If existing companies can be convinced to assess their long-term hiring/forecasting needs and match that up against demographic trends in the state, then we can develop methods to engage our youth to continue to gain higher education to fill the skill gaps in the next 2 to 8 years. This is easy to do for companies like Milliken, SCANA, & Blackbaud. They have large HR teams and are constantly looking for new employees and don’t want to have to bring people in out-of-state.

I think technology can be useful here in lieu of traditional guidance counselors by quickly collecting these job profiles/opportunities, thereby improving the connection and communication between the demand (employers) and supply (youth). The logic and incentives are clear and are not hard to put into practice when both parties are eager to match up. Imagine short videos on what it’s like to be a Blackbaud executive or a SLED officer for recent high school or college graduates.

This can be done without any government intervention or support. Employers simply need to show what opportunities exist, why it’s great to work for them, and how to get the skills/qualifications to get there. At this point, it’s a marketing and sales effort and the potential customers are the students.

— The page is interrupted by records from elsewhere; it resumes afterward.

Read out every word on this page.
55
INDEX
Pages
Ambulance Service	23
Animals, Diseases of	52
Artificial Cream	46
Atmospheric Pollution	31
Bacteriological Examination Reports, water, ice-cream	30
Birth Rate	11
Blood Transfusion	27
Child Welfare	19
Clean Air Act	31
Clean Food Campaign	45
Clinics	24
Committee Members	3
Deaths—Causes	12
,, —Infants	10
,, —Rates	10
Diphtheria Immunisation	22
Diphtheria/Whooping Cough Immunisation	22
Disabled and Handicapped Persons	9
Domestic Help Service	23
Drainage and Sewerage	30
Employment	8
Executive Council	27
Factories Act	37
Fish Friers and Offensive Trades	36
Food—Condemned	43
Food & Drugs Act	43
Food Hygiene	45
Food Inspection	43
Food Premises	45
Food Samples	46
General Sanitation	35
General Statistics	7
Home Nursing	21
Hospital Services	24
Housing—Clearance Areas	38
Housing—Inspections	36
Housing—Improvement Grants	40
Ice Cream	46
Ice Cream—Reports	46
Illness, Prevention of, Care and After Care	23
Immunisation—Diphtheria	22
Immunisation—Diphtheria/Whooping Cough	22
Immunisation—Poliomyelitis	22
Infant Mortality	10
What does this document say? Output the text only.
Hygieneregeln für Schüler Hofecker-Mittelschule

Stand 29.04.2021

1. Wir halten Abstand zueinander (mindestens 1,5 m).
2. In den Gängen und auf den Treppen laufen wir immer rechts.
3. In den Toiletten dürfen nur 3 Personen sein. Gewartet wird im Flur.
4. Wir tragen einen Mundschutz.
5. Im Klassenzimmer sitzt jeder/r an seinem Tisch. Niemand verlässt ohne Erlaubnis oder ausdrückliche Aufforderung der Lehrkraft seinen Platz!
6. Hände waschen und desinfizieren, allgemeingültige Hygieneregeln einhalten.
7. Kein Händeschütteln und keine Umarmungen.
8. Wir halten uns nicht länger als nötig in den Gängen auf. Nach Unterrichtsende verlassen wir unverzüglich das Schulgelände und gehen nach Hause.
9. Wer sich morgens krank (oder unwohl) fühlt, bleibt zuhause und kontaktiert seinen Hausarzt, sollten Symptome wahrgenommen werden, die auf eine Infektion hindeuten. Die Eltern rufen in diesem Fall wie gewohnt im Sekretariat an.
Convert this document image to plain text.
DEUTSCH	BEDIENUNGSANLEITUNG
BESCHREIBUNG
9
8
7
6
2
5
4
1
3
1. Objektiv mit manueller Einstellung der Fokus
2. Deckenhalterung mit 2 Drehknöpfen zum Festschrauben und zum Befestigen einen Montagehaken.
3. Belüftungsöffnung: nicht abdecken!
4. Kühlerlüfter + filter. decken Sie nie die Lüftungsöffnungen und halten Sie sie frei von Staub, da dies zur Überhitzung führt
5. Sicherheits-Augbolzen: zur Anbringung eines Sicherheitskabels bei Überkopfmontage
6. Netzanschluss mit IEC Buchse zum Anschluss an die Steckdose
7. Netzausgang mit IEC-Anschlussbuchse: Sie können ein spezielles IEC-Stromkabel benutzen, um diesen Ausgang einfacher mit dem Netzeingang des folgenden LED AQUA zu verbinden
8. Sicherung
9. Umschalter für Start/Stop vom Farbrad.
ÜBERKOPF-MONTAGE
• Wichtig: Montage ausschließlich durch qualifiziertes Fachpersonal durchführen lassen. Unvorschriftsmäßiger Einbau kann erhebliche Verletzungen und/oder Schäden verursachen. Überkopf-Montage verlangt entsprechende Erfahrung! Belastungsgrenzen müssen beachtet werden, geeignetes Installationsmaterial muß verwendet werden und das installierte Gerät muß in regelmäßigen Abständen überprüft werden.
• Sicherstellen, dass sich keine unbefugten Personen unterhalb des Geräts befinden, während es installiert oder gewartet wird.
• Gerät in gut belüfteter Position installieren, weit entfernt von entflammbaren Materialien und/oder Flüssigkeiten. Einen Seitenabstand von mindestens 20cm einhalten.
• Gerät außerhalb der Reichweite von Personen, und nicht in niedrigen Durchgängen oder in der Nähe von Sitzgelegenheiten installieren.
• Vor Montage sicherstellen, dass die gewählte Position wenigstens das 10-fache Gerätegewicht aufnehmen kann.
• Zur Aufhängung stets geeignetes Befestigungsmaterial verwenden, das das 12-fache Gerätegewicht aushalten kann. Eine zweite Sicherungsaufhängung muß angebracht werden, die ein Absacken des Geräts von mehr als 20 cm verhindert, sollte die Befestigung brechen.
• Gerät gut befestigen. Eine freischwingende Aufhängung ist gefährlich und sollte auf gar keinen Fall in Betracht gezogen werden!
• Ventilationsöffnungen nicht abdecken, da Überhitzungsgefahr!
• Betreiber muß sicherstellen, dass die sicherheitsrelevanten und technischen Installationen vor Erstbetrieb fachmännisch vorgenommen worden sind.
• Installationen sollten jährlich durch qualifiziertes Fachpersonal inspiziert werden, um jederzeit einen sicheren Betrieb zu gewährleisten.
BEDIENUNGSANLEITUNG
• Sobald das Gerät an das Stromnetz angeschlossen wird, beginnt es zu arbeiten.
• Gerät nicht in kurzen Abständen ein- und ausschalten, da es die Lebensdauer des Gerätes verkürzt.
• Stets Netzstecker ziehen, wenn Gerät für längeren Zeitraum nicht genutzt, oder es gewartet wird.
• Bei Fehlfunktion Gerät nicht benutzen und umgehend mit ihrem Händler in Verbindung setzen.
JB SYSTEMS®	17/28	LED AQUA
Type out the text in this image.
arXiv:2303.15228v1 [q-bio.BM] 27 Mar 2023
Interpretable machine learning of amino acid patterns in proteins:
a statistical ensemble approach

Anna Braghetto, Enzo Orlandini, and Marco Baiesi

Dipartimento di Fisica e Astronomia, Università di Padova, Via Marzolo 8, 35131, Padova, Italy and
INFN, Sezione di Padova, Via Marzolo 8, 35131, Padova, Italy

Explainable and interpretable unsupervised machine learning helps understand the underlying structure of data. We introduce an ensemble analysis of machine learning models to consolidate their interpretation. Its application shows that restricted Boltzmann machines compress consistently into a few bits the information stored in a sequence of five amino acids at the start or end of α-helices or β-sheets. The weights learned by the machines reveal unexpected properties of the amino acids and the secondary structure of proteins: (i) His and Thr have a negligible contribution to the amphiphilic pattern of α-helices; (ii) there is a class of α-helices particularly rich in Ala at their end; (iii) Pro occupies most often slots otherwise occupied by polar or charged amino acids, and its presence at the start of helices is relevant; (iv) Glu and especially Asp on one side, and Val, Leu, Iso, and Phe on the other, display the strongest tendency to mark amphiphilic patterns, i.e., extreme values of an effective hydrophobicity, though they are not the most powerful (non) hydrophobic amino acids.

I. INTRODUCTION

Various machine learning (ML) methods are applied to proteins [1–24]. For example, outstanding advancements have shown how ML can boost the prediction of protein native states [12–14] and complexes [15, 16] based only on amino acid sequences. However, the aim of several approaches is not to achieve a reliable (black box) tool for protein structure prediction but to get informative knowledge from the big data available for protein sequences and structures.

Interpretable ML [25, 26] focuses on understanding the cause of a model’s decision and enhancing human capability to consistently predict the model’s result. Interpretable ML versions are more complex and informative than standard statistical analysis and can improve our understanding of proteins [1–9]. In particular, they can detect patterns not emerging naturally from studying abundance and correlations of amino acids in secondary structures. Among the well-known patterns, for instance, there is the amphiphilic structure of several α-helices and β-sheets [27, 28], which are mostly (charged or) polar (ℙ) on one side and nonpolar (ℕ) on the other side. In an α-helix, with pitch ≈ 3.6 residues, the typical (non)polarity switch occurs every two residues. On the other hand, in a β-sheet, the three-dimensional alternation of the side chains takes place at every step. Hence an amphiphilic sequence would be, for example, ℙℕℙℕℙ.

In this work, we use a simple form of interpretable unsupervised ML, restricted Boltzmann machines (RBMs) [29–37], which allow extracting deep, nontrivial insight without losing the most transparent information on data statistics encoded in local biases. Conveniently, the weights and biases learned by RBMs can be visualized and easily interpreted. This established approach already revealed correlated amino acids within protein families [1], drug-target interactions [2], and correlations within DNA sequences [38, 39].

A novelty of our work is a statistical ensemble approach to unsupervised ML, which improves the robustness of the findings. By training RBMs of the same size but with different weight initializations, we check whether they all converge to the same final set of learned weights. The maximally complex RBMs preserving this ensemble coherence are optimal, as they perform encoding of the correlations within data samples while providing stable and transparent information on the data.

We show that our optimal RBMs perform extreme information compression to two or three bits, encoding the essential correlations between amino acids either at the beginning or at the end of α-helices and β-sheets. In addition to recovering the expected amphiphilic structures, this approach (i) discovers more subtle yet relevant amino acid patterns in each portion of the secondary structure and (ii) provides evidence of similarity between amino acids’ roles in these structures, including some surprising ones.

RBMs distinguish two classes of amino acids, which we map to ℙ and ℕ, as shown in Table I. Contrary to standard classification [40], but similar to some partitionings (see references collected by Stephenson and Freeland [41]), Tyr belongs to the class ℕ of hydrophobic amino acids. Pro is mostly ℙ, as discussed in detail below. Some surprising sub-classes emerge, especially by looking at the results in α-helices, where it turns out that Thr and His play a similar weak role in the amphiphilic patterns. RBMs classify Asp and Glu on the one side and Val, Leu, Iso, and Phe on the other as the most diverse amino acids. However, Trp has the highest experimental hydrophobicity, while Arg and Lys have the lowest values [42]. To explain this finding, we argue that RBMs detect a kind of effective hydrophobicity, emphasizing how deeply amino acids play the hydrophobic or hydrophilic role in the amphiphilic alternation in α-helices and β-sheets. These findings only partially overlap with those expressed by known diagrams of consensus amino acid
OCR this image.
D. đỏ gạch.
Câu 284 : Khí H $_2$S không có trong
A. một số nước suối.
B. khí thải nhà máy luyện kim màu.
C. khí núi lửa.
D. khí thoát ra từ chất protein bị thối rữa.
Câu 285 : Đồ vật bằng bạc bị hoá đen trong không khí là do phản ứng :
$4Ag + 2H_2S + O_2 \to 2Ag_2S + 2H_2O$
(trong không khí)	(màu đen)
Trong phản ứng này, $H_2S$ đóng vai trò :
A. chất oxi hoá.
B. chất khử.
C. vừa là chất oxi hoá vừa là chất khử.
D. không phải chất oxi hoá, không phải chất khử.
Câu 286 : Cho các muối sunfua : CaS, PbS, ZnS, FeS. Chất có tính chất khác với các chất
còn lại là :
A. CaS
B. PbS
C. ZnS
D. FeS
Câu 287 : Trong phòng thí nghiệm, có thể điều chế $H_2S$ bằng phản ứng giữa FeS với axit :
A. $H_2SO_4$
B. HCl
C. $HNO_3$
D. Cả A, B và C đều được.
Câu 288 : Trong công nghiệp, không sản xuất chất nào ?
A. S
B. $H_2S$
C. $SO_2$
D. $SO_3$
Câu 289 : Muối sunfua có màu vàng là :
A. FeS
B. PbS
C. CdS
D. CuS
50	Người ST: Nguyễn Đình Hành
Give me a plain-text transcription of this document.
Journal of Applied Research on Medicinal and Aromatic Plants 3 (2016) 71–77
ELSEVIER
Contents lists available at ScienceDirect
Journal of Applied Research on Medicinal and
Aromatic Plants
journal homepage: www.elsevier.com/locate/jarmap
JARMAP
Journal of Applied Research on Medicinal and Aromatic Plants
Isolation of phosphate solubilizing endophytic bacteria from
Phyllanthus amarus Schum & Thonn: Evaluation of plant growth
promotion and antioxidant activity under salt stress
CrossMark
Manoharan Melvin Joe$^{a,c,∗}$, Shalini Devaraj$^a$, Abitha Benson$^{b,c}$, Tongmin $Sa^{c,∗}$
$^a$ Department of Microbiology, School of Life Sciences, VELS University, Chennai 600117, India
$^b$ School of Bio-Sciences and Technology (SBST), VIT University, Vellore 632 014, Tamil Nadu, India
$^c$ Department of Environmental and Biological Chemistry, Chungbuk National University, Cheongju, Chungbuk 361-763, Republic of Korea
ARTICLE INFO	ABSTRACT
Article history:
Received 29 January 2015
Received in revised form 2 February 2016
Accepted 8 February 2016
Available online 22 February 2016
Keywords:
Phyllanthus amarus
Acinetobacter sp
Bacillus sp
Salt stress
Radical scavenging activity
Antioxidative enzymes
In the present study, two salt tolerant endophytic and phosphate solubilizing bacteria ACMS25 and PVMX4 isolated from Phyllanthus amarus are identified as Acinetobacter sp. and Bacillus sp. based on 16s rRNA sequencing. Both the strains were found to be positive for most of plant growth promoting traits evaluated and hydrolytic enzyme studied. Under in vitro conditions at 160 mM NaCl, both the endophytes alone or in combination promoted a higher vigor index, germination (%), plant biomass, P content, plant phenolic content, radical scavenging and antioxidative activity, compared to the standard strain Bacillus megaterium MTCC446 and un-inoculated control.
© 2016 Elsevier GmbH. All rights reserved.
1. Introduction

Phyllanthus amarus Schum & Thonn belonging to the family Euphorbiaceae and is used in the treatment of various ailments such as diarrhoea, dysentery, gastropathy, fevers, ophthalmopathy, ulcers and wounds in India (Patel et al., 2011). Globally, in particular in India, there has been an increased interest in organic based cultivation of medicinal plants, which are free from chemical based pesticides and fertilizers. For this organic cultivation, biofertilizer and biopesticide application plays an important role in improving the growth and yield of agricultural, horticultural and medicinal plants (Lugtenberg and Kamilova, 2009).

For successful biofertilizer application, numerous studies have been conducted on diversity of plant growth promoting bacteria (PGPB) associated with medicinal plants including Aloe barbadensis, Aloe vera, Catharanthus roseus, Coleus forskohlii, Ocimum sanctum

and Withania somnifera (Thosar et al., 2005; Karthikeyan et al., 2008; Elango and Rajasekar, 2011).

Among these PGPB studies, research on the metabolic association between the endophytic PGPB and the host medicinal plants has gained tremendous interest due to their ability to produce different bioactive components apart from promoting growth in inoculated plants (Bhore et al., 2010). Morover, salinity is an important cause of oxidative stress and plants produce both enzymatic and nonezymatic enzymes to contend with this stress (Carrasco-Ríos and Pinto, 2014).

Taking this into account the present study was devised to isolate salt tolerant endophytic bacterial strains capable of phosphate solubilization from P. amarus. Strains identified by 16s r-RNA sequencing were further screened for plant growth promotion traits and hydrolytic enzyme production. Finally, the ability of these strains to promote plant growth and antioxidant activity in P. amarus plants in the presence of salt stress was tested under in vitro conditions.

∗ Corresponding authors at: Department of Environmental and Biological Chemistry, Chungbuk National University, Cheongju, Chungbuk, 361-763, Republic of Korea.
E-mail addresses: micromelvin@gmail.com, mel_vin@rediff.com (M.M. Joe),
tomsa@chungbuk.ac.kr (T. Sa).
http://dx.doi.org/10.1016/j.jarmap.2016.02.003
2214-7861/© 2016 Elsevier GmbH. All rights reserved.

Granted, this doesn't address new job creation, but it does help reduce the cost per hire for employers, keeps our young adults in school working towards a goal, and improves GDP per capita in the state. All of which puts us in good footing for the future.

Rupal Shah

Scott J. Pearson said...

A comprehensive plan would be a good thing. However, until the state shows a willingness to support higher ed financially, it has little right to try to direct schools around. After all, Clemson could go private without losing too much financial ground. Only those who put their money where their mouth is deserve to tell higher ed what to do,

sacbuoy said...

I'm with Warthen on this one. All of those so-called boards that Clemson had to go to are simply a bunch of politically appointed good-old-boys who rubber-stamp whomever's pet project gets put in front of them.

That is, unless their political overseers tell them not to. In South Carolina, it's still all about connections.

The whole Hunley thing is pure pork. Swamp Fox's reflexive defense of Clemson may have more to do with who's alumni ox is being gored than with the merits of attaching millions of dollars in pork to some hunk of rusty metal that belonged to the losing side in a war that took place 150 years ago.

Swamp Fox said...

You would be right if this was all about a submarine. It isn't.

Check out Clemson's Restoration Institute.